I’ve talked to people who are struggling, people who are afraid, people who see drugs as their way out, people craving human touch, people in denial. We need stepped-up supports for all of these that go beyond recommending handwashing and isolation. The marginalized will always need extra help – and they should get it.

If all this sounds bleak, it wasn’t my intention. I have a profound belief in the goodness of humankind. Already I’ve seen people helping each other, making efforts to communicate with each other, checking up on each other’s practical needs, making isolation more bearable, finding new ways to communicate. I’m seeing kinder times. More importantly, I’m certain this will be over one day. Don’t despair. Stay strong. Be there for the big party once all this is over.

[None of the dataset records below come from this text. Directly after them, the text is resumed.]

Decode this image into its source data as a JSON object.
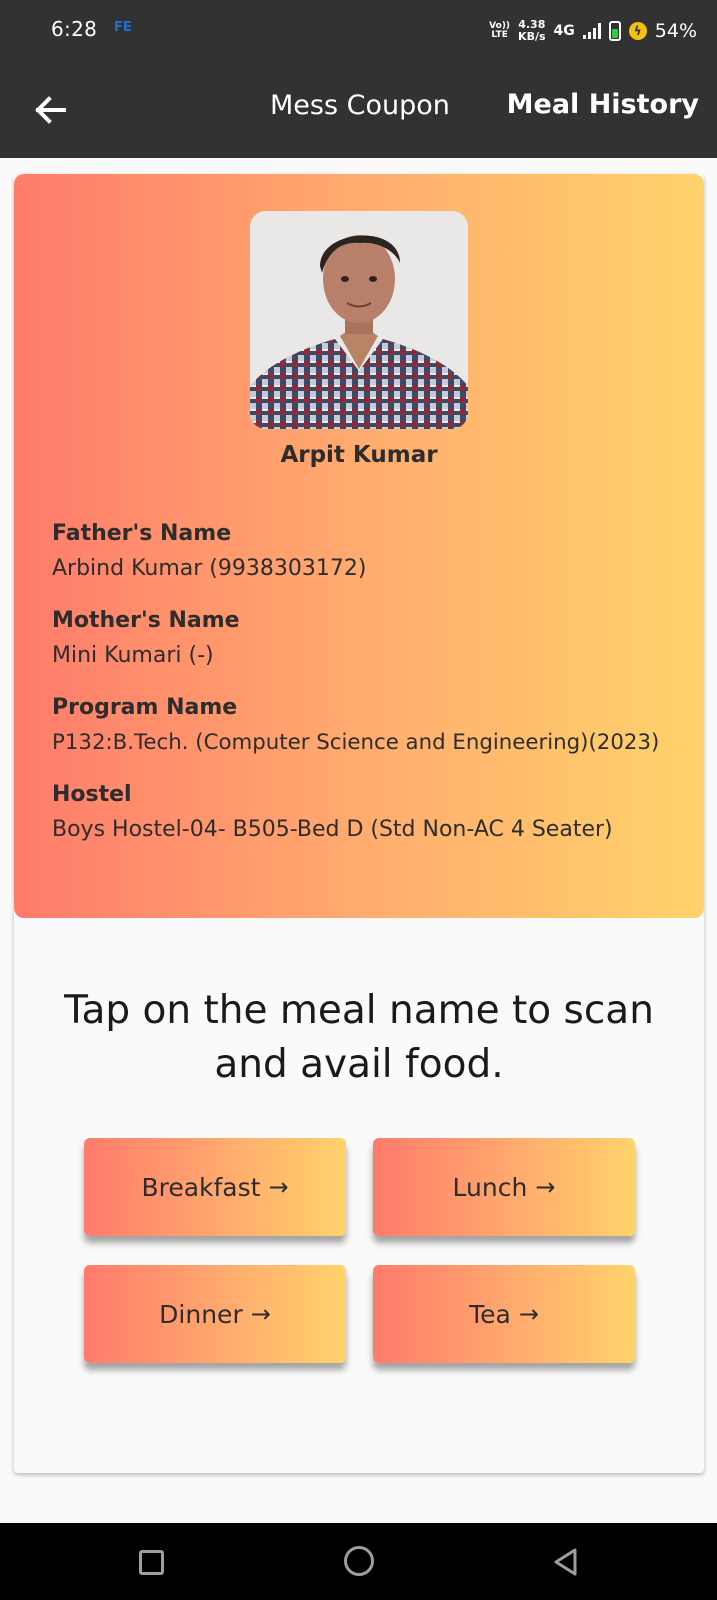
{
  "status_bar": {
    "time": "6:28",
    "carrier_badge": "FE",
    "volte_top": "Vo))",
    "volte_bottom": "LTE",
    "speed_value": "4.38",
    "speed_unit": "KB/s",
    "network": "4G",
    "battery": "54%",
    "icons": [
      "signal-icon",
      "battery-icon",
      "charging-icon"
    ]
  },
  "app_bar": {
    "title": "Mess Coupon",
    "action": "Meal History",
    "back_icon": "arrow-left-icon"
  },
  "profile": {
    "name": "Arpit Kumar",
    "fields": [
      {
        "label": "Father's Name",
        "value": "Arbind Kumar (9938303172)"
      },
      {
        "label": "Mother's Name",
        "value": "Mini Kumari (-)"
      },
      {
        "label": "Program Name",
        "value": "P132:B.Tech. (Computer Science and Engineering)(2023)"
      },
      {
        "label": "Hostel",
        "value": "Boys Hostel-04- B505-Bed D (Std Non-AC 4 Seater)"
      }
    ]
  },
  "instruction": {
    "line1": "Tap on the meal name to scan",
    "line2": "and avail food."
  },
  "meals": [
    {
      "label": "Breakfast",
      "arrow": "→"
    },
    {
      "label": "Lunch",
      "arrow": "→"
    },
    {
      "label": "Dinner",
      "arrow": "→"
    },
    {
      "label": "Tea",
      "arrow": "→"
    }
  ],
  "colors": {
    "header_bg": "#323232",
    "gradient_start": "#ff7b6b",
    "gradient_end": "#ffd36b",
    "text_dark": "#2d2d2d"
  },
  "nav_bar": {
    "icons": [
      "recent-apps-icon",
      "home-icon",
      "back-triangle-icon"
    ]
  }
}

Bob Leahy is from Warkworth, Ontario and has lived with HIV since 1993. Formerly the publisher of PositiveLite, he is a frequent commentator on issues affecting people living with HIV.



2 Responses

  1. Thanks for the excellent and timely article on HIV and susceptibility to Covid, along with the need for harm reduction based prevention messages. It is worth repeating that “other health concerns” or comorbidities such as hypertension, diabetes and COPD to name a few will need to be taken seriously by older folks with HIV, regardless of how well their HIV is managed.